The Light of Love, or How to Please God

The most basic religious question of all is what it is God wants from us. The Scriptures’ answers to this question were the major focus of the Sunday readings during the season of Epiphany this year, inspiring reflections here on receiving the summons, on the various summaries of the Law from Deuteronomy, Micah, Ecclesiastes and the Gospels, the Sermon on the Mount, and on the need to make the choice, daily, of how we are going to respond. At the end of her visions, Julian is faced with the similar question of understanding what she is to do with it all, and what it all means. And the answers she came to will be the focus of the final two posts in this series, Keeping Lent with Julian.

The last thing Julian sees is a vision of divine light, which she describes as “light in our night, which light is God, our endless day” (Ch 83). She then writes:

This light is charity, and the measuring of this light is performed for us to our profit by the wisdom of God; for the light is not so generous that we can see clearly our blessed day, nor is it all shut off from us, but it is such a light as we can live meritoriously, with labour deserving the the honourable thanks of God. … So charity keeps us in faith and in hope. And faith and hope lead us in charity, and in the end everything will be charity. (Ch 84)

As a matter of clarification, we tend to think of ‘charity’ in terms of gifts of money or service; but in older writings like this, it is a more general idea, which is more or less synonymous with ‘love’, with a possible added connotation of being a principled, rather than passionate, love. So it wouldn’t be misleading to replace all the instances of ‘charity’ above with ‘love’: “This light is love … So love keeps us in faith and in hope. And faith and hope lead us in love, and in the end everything will be love.”

So what is the response such love requires? She continues in the next chapter:

And we can please him best of all by wisely and truly believing it, and rejoicing with him and in him. For as truly as we shall be in the bliss of God without end, praising and thanking him, so truly have we been in God’s prevision loved and known in his endless purpose from without beginning. (Ch 85)

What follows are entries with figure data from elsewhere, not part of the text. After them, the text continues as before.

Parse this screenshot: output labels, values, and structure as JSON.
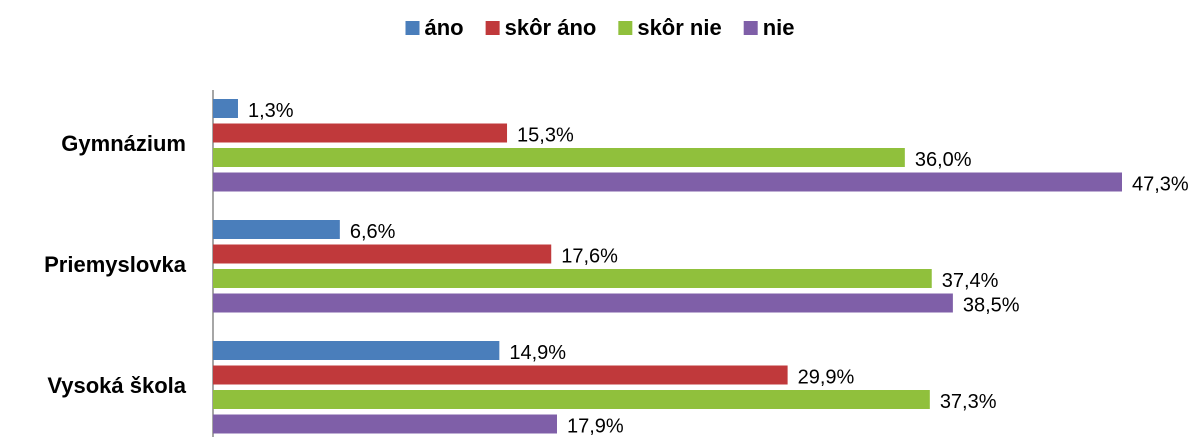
{
  "chart_data": {
    "type": "bar",
    "orientation": "horizontal",
    "categories": [
      "Gymnázium",
      "Priemyslovka",
      "Vysoká škola"
    ],
    "series": [
      {
        "name": "áno",
        "color": "#4a7ebb",
        "values": [
          1.3,
          6.6,
          14.9
        ],
        "value_labels": [
          "1,3%",
          "6,6%",
          "14,9%"
        ]
      },
      {
        "name": "skôr áno",
        "color": "#c0393b",
        "values": [
          15.3,
          17.6,
          29.9
        ],
        "value_labels": [
          "15,3%",
          "17,6%",
          "29,9%"
        ]
      },
      {
        "name": "skôr nie",
        "color": "#90c03c",
        "values": [
          36.0,
          37.4,
          37.3
        ],
        "value_labels": [
          "36,0%",
          "37,4%",
          "37,3%"
        ]
      },
      {
        "name": "nie",
        "color": "#7f5fa8",
        "values": [
          47.3,
          38.5,
          17.9
        ],
        "value_labels": [
          "47,3%",
          "38,5%",
          "17,9%"
        ]
      }
    ],
    "legend": "top"
  }
}
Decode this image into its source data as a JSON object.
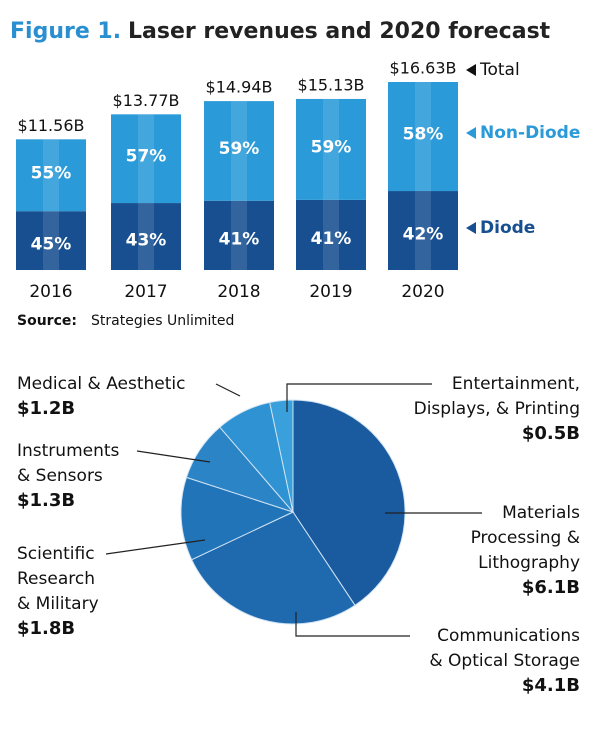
{
  "chart_data": [
    {
      "type": "bar",
      "stacked": true,
      "figure_label": "Figure 1.",
      "title": "Laser revenues and 2020 forecast",
      "categories": [
        "2016",
        "2017",
        "2018",
        "2019",
        "2020"
      ],
      "series": [
        {
          "name": "Diode",
          "color": "#174f90",
          "values": [
            45,
            43,
            41,
            41,
            42
          ],
          "value_labels": [
            "45%",
            "43%",
            "41%",
            "41%",
            "42%"
          ]
        },
        {
          "name": "Non-Diode",
          "color": "#2a9ad9",
          "values": [
            55,
            57,
            59,
            59,
            58
          ],
          "value_labels": [
            "55%",
            "57%",
            "59%",
            "59%",
            "58%"
          ]
        }
      ],
      "totals": {
        "name": "Total",
        "values": [
          11.56,
          13.77,
          14.94,
          15.13,
          16.63
        ],
        "value_labels": [
          "$11.56B",
          "$13.77B",
          "$14.94B",
          "$15.13B",
          "$16.63B"
        ]
      },
      "source_label": "Source:",
      "source": "Strategies Unlimited"
    },
    {
      "type": "pie",
      "categories": [
        [
          "Materials",
          "Processing &",
          "Lithography"
        ],
        [
          "Communications",
          "& Optical Storage"
        ],
        [
          "Scientific",
          "Research",
          "& Military"
        ],
        [
          "Instruments",
          "& Sensors"
        ],
        [
          "Medical & Aesthetic"
        ],
        [
          "Entertainment,",
          "Displays, & Printing"
        ]
      ],
      "values": [
        6.1,
        4.1,
        1.8,
        1.3,
        1.2,
        0.5
      ],
      "value_labels": [
        "$6.1B",
        "$4.1B",
        "$1.8B",
        "$1.3B",
        "$1.2B",
        "$0.5B"
      ],
      "colors": [
        "#1a5a9e",
        "#1f69ae",
        "#2274b9",
        "#2a84c6",
        "#2f92d2",
        "#3aa0dc"
      ]
    }
  ]
}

The best response to God’s offering of love is to receive it with trust, joy, and gratitude. But this is not all. She continues in the next (and final) chapter: “This book is begun by God’s gift and his grace, but it is not yet performed, as I see it. For charity, let us all join with God’s working in prayer, thanking, trusting, rejoicing, for so will our good Lord be entreated …” (Ch 86). The book, as she saw it, was undertaken in response to God’s gracious revelation, but it wasn’t meant just to be understood and written down or read, it was meant to be “performed,” lived out, acted upon. As the Epistle of James put it, she, and we as her readers, are to “be doers of the word, and not merely hearers” (James 1.22).

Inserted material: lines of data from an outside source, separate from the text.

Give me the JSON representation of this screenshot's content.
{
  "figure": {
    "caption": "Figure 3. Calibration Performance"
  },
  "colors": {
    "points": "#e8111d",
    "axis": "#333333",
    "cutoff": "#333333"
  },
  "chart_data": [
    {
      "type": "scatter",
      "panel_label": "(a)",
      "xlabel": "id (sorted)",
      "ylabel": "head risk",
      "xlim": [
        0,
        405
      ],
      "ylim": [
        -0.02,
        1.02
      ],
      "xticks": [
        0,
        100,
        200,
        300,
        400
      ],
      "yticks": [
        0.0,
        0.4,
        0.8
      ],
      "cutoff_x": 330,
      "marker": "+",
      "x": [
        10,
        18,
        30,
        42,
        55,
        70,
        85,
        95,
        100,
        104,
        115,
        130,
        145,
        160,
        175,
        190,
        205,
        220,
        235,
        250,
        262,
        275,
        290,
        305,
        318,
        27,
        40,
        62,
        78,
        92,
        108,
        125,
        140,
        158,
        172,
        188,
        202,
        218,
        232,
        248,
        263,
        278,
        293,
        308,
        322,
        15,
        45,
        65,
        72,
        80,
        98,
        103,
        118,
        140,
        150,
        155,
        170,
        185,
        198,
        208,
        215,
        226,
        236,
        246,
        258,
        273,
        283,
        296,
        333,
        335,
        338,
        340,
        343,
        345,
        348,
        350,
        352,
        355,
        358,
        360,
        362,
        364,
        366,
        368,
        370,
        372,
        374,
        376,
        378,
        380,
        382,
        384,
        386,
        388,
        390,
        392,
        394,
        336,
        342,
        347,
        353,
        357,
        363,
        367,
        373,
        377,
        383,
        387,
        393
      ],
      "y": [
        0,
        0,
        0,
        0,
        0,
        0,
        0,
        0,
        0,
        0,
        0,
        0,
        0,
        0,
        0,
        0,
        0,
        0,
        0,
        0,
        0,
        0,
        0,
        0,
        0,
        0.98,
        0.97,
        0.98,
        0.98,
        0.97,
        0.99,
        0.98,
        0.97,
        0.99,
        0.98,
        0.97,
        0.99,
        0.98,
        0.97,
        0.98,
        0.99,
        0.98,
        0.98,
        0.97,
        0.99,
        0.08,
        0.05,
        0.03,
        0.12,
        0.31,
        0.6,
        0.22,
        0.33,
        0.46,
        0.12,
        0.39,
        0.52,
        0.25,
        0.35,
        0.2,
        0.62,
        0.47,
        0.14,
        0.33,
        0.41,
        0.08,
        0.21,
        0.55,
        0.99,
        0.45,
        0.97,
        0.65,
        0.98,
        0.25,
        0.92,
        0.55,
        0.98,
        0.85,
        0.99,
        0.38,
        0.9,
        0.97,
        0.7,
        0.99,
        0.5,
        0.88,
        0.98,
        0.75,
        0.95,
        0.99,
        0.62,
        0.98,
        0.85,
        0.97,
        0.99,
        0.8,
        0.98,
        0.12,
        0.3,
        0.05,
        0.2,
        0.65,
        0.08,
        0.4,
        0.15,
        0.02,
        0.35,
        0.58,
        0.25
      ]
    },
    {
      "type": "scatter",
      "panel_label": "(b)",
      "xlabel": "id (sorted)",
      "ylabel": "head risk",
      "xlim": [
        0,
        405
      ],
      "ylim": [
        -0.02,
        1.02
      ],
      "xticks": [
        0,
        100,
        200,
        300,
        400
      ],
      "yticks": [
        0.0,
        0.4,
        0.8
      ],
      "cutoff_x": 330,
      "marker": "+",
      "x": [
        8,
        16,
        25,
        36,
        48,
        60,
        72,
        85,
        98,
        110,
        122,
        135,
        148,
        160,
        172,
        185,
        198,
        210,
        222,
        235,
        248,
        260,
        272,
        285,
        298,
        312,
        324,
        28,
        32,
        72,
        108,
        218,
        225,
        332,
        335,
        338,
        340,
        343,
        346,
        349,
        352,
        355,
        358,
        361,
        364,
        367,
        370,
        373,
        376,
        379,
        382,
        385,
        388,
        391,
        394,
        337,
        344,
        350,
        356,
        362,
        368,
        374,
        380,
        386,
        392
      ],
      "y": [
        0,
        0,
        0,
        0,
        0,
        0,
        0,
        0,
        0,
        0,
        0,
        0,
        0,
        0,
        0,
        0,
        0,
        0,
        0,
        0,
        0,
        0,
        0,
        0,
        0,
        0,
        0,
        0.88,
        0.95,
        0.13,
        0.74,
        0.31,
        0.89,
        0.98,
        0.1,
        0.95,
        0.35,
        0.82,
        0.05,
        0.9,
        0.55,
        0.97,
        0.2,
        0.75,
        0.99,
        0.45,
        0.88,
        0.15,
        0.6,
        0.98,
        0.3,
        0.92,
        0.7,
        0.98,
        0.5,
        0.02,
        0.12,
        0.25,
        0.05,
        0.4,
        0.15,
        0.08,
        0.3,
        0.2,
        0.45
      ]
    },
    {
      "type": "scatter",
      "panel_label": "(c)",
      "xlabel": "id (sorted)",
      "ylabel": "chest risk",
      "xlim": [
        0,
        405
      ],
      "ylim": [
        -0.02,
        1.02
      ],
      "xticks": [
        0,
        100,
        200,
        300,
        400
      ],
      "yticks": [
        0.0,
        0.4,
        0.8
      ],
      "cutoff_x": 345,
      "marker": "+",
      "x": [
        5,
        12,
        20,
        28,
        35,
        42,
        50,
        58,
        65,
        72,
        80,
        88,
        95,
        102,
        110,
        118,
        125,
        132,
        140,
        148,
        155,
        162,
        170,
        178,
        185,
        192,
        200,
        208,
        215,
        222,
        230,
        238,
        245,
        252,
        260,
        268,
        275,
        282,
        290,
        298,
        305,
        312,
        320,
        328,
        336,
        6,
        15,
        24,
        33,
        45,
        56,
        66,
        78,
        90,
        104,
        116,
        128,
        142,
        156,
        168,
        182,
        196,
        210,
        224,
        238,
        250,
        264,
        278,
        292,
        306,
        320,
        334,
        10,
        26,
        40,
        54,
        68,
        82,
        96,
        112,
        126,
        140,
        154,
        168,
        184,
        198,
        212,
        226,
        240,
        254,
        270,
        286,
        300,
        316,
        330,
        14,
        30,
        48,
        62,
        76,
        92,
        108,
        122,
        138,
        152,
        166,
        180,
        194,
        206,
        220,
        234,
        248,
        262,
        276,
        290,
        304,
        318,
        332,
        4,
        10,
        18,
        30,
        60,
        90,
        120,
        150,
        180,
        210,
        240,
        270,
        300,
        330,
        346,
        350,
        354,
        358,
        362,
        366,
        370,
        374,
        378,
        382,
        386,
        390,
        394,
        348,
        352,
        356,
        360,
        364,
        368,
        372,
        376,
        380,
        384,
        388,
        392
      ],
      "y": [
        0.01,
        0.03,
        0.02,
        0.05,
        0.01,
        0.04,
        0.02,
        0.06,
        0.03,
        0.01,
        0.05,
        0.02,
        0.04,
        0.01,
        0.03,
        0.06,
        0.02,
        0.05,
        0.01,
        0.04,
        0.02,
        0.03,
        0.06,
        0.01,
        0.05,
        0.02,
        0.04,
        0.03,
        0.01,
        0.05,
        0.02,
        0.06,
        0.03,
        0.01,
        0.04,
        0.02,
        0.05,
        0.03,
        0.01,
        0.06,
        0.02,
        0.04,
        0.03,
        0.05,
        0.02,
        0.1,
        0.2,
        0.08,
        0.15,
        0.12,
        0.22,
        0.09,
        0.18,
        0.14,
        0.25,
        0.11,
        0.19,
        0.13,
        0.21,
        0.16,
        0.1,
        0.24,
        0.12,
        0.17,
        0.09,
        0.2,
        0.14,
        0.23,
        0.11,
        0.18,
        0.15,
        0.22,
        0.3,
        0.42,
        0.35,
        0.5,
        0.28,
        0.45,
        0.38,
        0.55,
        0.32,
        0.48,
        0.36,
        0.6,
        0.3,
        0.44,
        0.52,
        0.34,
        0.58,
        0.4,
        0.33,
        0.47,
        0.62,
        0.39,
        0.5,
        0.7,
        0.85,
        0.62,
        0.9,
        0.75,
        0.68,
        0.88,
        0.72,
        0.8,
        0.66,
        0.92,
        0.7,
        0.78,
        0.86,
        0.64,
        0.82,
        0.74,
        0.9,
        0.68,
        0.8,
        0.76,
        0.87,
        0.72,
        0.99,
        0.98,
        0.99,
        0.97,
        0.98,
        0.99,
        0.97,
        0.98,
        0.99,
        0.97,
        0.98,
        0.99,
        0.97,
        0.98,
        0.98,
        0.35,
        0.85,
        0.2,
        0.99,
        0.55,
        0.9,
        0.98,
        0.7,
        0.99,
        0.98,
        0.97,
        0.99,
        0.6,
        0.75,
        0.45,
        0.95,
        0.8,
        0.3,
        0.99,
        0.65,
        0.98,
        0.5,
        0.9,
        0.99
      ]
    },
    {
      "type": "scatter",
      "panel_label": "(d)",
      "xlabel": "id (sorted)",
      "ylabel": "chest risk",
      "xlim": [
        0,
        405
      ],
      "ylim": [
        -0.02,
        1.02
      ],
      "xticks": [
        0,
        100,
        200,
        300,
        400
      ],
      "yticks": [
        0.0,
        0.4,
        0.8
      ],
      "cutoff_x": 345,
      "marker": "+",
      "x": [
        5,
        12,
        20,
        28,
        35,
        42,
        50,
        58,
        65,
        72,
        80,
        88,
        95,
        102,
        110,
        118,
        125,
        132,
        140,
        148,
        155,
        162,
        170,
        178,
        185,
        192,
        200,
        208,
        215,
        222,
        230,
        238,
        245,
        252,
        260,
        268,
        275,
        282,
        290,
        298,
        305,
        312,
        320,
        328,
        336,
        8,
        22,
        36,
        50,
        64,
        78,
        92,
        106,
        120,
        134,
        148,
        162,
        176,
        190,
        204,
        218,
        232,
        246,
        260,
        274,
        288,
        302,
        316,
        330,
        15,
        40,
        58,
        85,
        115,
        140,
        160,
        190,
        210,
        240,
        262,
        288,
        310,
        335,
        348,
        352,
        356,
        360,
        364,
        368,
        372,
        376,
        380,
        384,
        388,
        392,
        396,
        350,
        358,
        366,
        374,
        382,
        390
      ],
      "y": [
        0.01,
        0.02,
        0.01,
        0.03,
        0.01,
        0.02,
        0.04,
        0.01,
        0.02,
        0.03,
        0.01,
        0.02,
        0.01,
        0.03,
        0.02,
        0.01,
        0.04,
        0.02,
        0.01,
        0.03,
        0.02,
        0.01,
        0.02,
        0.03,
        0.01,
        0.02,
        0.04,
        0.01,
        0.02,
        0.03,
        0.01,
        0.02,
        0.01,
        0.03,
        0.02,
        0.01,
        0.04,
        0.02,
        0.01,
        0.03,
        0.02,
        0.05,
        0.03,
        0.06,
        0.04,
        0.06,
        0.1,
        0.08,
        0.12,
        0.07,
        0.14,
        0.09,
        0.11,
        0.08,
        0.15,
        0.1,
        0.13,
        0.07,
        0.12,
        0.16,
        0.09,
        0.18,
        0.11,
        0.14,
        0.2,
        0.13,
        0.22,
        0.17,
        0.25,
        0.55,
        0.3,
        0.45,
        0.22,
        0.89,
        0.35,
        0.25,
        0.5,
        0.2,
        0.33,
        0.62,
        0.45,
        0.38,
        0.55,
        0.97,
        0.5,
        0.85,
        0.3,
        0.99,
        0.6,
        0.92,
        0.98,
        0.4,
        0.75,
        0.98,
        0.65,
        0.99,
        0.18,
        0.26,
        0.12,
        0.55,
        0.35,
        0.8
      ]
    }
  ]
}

So, we have a two-sided response to mystical experiences (and the reading about those of others): To receive them with gratitude and joy, and then to live them out in the world. And so, we — quite rightly — end up in exactly the same place as the Scriptures. It’s worth quoting them all again:

  • Only to fear the LORD your God, to walk in all his ways, to love him, to serve the LORD your God with all your heart and with all your soul, and to keep the commandments of the LORD and his decrees that I am commanding you today, for your own well-being.” (Deuteronomy 10.12-13)
  • “….but you shall love your neighbor as yourself: I am the LORD.” (Leviticus 19.18)
  • With what shall I come before the LORD, and bow myself before God on high? … To do justice, to love kindness, and to walk humbly with your God.” (Micah 6.6, 8)
  • The end of the matter; all has been heard: Fear God, and keep his commandments, for that is the whole duty of everyone” (Ecclesiastes 12.13).
  • ‘You shall love the Lord your God with all your heart and with all your soul and with all your mind.’  This is the greatest and first commandment.  And a second is like it: ‘You shall love your neighbor as yourself.’  On these two commandments hang all the Law and the Prophets. (Matthew 22.38-40)

So, we are called to respond to whatever God does, whether in the Scriptures, in mystical revelations, or in our own lives, in praise and faith but also in real-world action. As always, God’s faithfulness calls us to faithfulness in all our relationships and God’s grace calls us to be gracious in everything that we do.

In the end, it’s not that complicated. It’s just easier said than done.

 

* Unless noted, all quotes are taken from the long text of Julian or Norwich’s Revelations of Divine Love as translated and set in Julian of Norwich, Showings, translated by Edmund Colledge and James Walsh. The Classics of Western Spirituality. Mahwah, NJ: Paulist Press, 1978.